In was für einer digitalen Gesellschaft wollen wir in Zukunft leben? In einer Arbeits- und Leistungsgesellschaft, die von Effizienzdenken und ständigem Drang nach Selbstoptimierung geprägt ist, oder in einer Gesellschaft, in der Individualismus und Selbstbestimmtheit die wichtigsten Maxime im Leben der Menschen sind? Der deutsche Schriftsteller und Philosoph Richard David Precht zeigt in seinem neuesten Buch «Jäger, Hirten, Kritiker – Eine Utopie für die digitale Gesellschaft» die Chancen und Risiken der Digitalisierung auf und entwirft Pläne zu deren Gestaltung.

Von Bernhard Aebersold

Im Buch zeichnet Precht zunächst das Bild einer Dystopie «Deutschland 2040», die den Leser erschauern lässt: Die «Quantified-Self-Mentalität» bei der alles und jeder getrackt wird oder sich selbst trackt, hat die gesamte Gesellschaft durchdrungen. Wenige, global agierende Tech-Unternehmen treiben den Gedanken des ständigen Wirtschaftswachstums gekonnt voran und wollen durch technischen Fortschritt und Effizienzsteigerungen den Supermenschen erschaffen. Diejenigen, denen der Fortschritt zu schnell vorangeht, bleiben nach der «Fisherman’s Friend-Logik» auf der Strecke: «Ist der Fortschritt für dich zu stark, so bist du zu schwach». Die Menschen befinden sich in einem digitalen Käfig und ob dem exzessiven Self-Tracking geht jedwede Moral verloren. Maschinen arbeiten für Menschen und die Arbeitslosen werden mit minimaler Sozialhilfe über Wasser gehalten. Statt des Supermenschen produziert das Silicon Valley viel eher «Wesen, die ohne Hilfsmittel nichts mehr können» stellt Precht in seiner Dystopie dar. Die nationale Politik ist mit Taktieren beschäftigt. Sie ignoriert den herannahenden Eisberg und «dekoriert auf der Titanic derweil die Liegestühle um».
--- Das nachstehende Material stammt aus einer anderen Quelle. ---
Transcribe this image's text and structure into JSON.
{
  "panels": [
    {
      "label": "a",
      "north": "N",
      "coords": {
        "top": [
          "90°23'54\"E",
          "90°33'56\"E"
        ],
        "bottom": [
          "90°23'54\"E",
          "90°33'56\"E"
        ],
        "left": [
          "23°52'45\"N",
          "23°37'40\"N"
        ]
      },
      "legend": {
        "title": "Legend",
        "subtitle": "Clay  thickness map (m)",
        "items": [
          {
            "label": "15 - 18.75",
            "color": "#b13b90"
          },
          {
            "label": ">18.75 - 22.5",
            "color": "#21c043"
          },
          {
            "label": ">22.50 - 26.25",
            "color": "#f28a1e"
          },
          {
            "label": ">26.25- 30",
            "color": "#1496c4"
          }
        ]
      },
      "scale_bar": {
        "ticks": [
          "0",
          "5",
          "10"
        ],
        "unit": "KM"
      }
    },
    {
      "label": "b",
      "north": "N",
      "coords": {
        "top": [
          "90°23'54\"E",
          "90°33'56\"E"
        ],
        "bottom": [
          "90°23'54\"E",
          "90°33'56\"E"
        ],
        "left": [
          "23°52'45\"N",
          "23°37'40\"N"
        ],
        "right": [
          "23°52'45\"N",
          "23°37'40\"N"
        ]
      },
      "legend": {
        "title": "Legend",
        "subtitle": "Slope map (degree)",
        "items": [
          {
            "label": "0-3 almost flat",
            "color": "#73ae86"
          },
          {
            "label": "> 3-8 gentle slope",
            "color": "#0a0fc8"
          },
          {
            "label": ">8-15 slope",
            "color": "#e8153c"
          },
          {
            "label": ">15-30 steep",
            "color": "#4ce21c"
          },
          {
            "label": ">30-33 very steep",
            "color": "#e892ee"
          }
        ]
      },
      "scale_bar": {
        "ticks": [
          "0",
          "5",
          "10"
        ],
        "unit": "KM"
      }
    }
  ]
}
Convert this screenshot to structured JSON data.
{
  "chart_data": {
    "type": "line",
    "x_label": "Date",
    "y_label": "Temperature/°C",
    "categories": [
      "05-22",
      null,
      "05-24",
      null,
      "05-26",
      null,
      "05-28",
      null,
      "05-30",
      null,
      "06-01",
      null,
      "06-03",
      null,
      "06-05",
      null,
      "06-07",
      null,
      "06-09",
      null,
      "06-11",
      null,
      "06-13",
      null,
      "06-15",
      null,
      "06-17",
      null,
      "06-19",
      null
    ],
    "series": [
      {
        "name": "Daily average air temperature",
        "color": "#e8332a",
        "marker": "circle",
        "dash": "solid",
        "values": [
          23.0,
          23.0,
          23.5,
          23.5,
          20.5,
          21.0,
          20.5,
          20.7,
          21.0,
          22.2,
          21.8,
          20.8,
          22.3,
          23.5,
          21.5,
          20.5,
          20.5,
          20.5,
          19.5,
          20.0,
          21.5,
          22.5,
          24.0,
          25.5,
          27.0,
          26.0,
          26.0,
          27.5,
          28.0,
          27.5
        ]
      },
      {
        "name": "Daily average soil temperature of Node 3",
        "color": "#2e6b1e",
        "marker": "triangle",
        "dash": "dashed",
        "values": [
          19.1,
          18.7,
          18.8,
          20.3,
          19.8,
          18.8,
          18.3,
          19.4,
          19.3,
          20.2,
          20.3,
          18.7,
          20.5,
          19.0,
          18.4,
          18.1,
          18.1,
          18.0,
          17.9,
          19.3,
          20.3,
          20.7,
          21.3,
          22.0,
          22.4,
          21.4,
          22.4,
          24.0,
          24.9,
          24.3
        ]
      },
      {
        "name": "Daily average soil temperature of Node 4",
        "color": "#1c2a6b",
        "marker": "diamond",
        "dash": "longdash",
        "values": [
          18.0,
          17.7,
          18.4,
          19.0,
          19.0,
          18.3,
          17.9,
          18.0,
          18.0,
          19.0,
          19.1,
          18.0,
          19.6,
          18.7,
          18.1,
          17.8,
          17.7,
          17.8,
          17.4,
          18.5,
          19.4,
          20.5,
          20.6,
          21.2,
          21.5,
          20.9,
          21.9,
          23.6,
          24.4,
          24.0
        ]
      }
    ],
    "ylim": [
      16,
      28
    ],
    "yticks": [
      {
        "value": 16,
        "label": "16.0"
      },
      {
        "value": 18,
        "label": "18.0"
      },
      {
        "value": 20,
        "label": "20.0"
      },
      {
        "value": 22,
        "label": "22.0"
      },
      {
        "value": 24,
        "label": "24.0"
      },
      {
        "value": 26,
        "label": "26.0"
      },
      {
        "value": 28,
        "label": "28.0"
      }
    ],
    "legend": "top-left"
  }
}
Nach dieser Einführung entsteht der Eindruck, beim Autor handle es sich um einen technikfeindlich eingestellten Philosophen, der im Jahr 2018 den Einstieg in das digitale Zeitalter verschlafen hat und nun ein Plädoyer gegen die Digitalisierung hält. Aber das Gegenteil ist der Fall. Precht will eine Vision entwerfen, die aufzeigt, dass die Digitalisierung und der technische Fortschritt immer im Sinne des Menschen gemacht werden sollte. Er will sich der Digitalisierung nicht verschliessen, sondern versuchen sie so zu steuern, dass die Menschlichkeit und das Wohl der Gesellschaft nicht von ihr überfahren werden.
Nachdem Precht gezeigt hat, wie die Zukunft wohl besser nicht aussehen sollte, widmet er sich seinem 160-seitigen Gegenentwurf: Der «humanen Utopie». Die Ausgangslage ist identisch der Dystopie: Immer mehr Arbeiten, die heute von Menschen verrichtet werden, werden künftig automatisiert und von Maschinen erledigt. Ganze Berufsfelder werden algorithmisiert und Busfahrer werden durch selbstfahrende Autos ersetzt, die weder Lohn noch Pausen benötigen. Der Grossteil der Erwerbsarbeit, wie wir sie heute kennen, dürfte gemäss Precht wegfallen, so dass nicht mehr genug Arbeit für alle da ist. Es droht ein Normalzustand der Massenarbeitslosigkeit, der für viele Menschen aus heutiger Sicht einem massiven gesellschaftlichen Abstieg gleichkommt.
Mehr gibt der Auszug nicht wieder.